Pensi che il tentativo di Keplinger di mettere Zubak contro Elena abbia mai successo, nemmeno per un attimo?

Sì, penso che l’angoscia e la confusione che sta vivendo lo renda molto vulnerabile. Permette alla tua psiche di riscrivere e riconfigurare la mente di qualcuno. Ma fortunatamente, Zubak si riconnette e rimane fedele alla sua vera convinzione per Elena. Non perde quella battaglia.

Ma dimostra un po’ di compassione per Keplinger dopo che Elena lo fa picchiare. Zubak rinuncia un po’ di quell’aggressività nei suoi confronti, anche se alla fine si rivolta contro di lui.

È perché si rende conto che l’intenzione non è sincera. Potremmo argomentare che l’intelligenza emotiva di Zubak è effettivamente molto sviluppata e, insieme ad Agnes [Andrea Riseborough], sono le persone più normali dello spettacolo.

Immagina questi due come le persone più normali dello spettacolo? Che tipo di spettacolo è questo!

Quando alla fine Zubak uccide Keplinger, pensi che lo abbia fatto per sé stesso, o l’ha fatto per Elena?
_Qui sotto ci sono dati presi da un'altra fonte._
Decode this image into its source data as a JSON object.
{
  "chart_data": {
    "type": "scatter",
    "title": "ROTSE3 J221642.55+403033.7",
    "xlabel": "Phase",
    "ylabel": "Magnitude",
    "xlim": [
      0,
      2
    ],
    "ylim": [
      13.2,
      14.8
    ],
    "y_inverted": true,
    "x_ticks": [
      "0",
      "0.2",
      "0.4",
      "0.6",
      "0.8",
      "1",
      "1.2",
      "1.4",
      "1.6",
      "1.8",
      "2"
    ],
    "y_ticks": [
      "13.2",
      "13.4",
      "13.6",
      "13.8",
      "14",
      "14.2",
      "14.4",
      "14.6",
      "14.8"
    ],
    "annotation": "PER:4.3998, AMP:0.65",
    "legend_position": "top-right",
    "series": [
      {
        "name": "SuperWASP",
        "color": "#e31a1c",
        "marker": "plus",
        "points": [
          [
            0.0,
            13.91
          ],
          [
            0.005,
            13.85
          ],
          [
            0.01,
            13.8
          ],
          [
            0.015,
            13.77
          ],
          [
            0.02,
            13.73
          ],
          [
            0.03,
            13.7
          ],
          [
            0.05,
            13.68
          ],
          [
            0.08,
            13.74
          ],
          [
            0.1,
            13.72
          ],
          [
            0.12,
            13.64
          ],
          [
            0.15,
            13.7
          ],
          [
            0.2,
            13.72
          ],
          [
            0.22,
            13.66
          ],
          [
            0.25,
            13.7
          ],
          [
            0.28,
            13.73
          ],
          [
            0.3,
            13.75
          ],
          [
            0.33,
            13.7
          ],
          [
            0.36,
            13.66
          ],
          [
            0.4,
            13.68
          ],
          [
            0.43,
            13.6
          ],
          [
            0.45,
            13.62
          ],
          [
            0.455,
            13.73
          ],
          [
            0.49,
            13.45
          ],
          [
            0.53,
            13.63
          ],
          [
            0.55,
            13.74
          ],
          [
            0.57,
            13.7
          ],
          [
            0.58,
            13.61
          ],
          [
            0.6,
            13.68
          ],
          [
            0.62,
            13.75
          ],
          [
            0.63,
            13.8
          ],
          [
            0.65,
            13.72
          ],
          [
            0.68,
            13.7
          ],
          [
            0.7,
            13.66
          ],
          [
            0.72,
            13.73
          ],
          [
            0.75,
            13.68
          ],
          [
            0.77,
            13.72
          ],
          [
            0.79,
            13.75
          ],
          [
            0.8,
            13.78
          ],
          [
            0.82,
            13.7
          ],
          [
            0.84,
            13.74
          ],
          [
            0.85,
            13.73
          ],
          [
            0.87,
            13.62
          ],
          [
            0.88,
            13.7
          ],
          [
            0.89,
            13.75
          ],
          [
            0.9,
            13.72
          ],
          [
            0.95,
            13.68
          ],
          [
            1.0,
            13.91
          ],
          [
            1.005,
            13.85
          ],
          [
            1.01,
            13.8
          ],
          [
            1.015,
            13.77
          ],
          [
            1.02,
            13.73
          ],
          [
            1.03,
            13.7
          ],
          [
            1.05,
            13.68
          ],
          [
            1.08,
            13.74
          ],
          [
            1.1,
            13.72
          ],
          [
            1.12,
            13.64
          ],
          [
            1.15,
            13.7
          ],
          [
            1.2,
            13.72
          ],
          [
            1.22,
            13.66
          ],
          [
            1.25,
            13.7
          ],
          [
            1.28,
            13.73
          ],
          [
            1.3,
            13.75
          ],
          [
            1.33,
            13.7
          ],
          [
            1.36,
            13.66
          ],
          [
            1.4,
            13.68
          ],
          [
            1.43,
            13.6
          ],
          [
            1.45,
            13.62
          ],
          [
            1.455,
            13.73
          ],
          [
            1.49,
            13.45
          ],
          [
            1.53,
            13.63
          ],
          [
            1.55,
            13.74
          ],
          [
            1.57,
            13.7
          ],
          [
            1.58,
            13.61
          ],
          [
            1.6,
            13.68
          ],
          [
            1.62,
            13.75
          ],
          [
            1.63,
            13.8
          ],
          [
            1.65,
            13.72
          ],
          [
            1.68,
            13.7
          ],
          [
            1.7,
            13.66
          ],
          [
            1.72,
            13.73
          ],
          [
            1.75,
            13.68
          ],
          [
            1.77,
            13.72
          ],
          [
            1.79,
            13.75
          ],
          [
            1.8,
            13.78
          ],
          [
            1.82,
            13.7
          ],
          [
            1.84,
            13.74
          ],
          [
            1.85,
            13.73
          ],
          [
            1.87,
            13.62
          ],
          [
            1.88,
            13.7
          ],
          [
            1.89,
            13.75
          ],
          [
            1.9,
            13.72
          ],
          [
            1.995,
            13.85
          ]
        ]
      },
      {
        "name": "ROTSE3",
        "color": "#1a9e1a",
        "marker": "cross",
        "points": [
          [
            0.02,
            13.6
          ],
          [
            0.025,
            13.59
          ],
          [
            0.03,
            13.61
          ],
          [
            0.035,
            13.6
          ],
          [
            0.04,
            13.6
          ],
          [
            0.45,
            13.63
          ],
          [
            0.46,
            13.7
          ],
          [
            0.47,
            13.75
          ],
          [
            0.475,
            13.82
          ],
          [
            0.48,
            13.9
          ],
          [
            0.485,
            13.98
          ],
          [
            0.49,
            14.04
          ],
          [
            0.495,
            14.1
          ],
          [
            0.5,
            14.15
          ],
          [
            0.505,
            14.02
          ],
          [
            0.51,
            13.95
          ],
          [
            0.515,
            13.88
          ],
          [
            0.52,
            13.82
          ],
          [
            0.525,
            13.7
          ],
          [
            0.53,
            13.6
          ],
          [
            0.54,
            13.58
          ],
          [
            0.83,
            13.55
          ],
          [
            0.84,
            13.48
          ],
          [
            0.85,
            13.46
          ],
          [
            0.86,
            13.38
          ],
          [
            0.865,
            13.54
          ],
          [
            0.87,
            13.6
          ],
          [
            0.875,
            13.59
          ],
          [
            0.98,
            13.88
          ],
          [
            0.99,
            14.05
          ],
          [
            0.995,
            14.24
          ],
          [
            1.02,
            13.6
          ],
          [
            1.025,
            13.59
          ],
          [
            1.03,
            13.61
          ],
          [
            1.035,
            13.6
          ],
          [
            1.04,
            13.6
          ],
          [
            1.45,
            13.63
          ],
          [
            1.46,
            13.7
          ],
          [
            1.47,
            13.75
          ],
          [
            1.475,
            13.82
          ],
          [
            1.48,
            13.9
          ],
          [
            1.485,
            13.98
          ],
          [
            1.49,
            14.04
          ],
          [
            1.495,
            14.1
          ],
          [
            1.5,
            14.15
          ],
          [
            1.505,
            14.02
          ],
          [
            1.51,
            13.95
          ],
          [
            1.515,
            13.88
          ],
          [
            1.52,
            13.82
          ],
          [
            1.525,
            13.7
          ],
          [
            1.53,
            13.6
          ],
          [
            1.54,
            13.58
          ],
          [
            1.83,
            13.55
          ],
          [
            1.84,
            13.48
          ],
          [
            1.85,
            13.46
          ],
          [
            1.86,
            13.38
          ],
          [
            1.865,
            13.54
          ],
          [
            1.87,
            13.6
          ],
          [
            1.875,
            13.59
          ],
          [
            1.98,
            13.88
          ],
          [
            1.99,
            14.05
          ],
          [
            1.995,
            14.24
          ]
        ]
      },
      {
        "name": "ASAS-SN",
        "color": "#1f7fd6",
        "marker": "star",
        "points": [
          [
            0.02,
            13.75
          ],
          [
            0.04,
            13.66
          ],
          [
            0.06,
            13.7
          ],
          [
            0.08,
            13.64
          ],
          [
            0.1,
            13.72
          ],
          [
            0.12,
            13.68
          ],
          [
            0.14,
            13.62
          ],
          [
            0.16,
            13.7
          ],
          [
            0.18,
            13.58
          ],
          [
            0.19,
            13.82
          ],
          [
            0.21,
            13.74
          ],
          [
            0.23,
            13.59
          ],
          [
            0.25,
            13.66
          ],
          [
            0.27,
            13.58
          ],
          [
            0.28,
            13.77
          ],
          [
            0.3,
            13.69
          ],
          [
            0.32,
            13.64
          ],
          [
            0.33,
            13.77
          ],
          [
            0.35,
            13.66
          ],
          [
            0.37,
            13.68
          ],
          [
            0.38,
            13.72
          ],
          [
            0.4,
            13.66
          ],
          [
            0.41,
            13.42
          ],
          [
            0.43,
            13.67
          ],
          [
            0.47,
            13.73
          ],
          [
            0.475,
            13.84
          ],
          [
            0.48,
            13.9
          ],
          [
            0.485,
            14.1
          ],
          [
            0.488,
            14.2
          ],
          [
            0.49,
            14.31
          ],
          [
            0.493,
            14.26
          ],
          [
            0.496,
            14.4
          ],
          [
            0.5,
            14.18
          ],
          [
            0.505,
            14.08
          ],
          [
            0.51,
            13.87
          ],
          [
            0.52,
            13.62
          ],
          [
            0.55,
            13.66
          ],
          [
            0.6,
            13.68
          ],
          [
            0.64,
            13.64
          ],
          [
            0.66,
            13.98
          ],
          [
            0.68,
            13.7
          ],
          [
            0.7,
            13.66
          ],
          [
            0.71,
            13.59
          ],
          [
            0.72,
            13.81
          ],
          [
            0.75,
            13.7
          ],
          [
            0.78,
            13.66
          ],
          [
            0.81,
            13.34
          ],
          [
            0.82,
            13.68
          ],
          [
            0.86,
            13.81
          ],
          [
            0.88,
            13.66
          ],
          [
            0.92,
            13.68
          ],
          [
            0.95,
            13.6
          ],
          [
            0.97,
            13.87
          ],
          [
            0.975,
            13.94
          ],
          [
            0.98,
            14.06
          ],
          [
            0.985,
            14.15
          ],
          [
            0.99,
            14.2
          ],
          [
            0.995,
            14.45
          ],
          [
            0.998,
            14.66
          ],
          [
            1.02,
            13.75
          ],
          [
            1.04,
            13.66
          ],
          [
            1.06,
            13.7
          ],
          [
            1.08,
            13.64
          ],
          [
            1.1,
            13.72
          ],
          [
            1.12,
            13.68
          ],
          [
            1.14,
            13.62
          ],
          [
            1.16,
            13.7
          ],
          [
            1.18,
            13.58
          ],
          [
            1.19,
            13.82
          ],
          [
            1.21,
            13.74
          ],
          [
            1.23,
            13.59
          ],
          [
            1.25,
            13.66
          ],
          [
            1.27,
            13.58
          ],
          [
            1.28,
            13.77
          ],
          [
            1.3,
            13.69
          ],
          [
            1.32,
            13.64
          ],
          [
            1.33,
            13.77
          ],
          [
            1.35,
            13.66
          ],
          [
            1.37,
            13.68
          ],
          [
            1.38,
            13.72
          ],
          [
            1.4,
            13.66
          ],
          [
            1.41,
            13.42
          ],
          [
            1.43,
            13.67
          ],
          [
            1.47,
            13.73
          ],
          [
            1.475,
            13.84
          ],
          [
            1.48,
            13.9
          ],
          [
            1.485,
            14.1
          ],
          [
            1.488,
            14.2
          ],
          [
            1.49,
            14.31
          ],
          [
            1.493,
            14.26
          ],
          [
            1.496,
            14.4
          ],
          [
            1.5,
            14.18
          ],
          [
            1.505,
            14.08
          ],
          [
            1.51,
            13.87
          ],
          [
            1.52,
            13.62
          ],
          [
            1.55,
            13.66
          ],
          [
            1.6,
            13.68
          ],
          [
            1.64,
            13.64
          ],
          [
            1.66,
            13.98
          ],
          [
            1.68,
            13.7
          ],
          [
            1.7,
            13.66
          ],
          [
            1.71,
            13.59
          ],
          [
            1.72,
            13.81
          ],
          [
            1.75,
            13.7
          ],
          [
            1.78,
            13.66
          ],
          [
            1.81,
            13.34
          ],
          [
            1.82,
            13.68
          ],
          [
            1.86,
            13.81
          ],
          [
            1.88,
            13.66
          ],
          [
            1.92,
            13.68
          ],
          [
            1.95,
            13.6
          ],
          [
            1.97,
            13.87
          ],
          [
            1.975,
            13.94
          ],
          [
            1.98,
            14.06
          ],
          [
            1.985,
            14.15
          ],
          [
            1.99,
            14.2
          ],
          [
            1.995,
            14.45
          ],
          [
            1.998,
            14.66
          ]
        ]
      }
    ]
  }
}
Finché c’è un certo componente altruistico. Ma penso che sia stata la quantità di dolore che ha già subito da Elena, e poi qui si ritrova a vivere di nuovo la stessa cosa da qualcuno di cui non si cura tanto intensamente. È questo che lo fa perdere la testa. Come ha detto Zubak, “Ti amerei, ma non lo faccio.” Sentire, ancora una volta, che stava per subire qualche tipo di abuso emotivo e intellettuale da parte di qualcun altro è semplicemente troppo in quel momento. Lascia che le emozioni prendano il sopravvento, e porta a termine il lavoro.

Nella scena finale dell’episodio si vede Zubak essere portato da Elena e, senza dire una parola, iniziano a strapparsi reciprocamente i vestiti in questa dimostrazione quasi animalesca di passione di fronte a tutti.

Che è quasi come una scena meta. Sta realmente succedendo, o è nella testa di Zubak dopo che finalmente ha dormito?

È un momento molto surreale, e una risposta diretta alla fine dell’episodio della settimana scorsa in cui lei lo provoca dicendo: “Sogni di fare sesso con me”. Risuona nella sua testa per tutto questo episodio e ora sta accadendo.

Source: Variety

E adoro quella dinamica perché tendiamo sempre a sessualizzare le donne, e qui abbiamo una inversione di ruoli. Lei cerca veramente di attivare quell’istinto animale in lui, il che ha senso perché lui la ama e probabilmente vuole fare sesso con lei. Ma questo non è sicuramente il suo obiettivo principale. Mi piace il fatto che abbiamo questa donna che cerca costantemente di premere quel pulsante, e alla fine lui cede. Ma non perché lo desideri veramente. Sospetta che lei lo voglia davvero. È una sorta di psicologia inversa. Le dà ciò che lei vuole.

La dinamica tra Zubak ed Elena cambierà dopo aver consumato il loro rapporto. Cosa significa questo per il resto della stagione?

Sicuramente apre una scatola di pandora. Ma apre anche a una diversa interazione tra loro, e a una diversa energia. All’improvviso, quell’istinto animale è stato incarnato. Questo apre la possibilità per i personaggi di rivelare la loro vera natura. L’intimità e la sessualità attivano semplicemente una parte diversa della psiche, e li spinge verso un altro insieme di eventi folli.

Zubak può davvero fidarsi di Elena? Ha dimostrato di avere la capacità di ferirlo profondamente per il suo tornaconto personale.

Questo è una grande parte della tragedia dentro di lui. Vuole sicuramente fidarsi di lei, e si fida di lei. Ma in fondo, c’è quel piccolo campanello rosso che gli crea problemi, che lo mette in conflitto e lo ferisce. Può davvero fidarsi di lei? Assolutamente no! Ma la ama, e quello che fa per questo amore nei prossimi episodi, è quello che mi ha fatto amare lui. Per me, è ciò che lo rende la bussola emotiva della serie.

Questa intervista è stata modificata e condensata.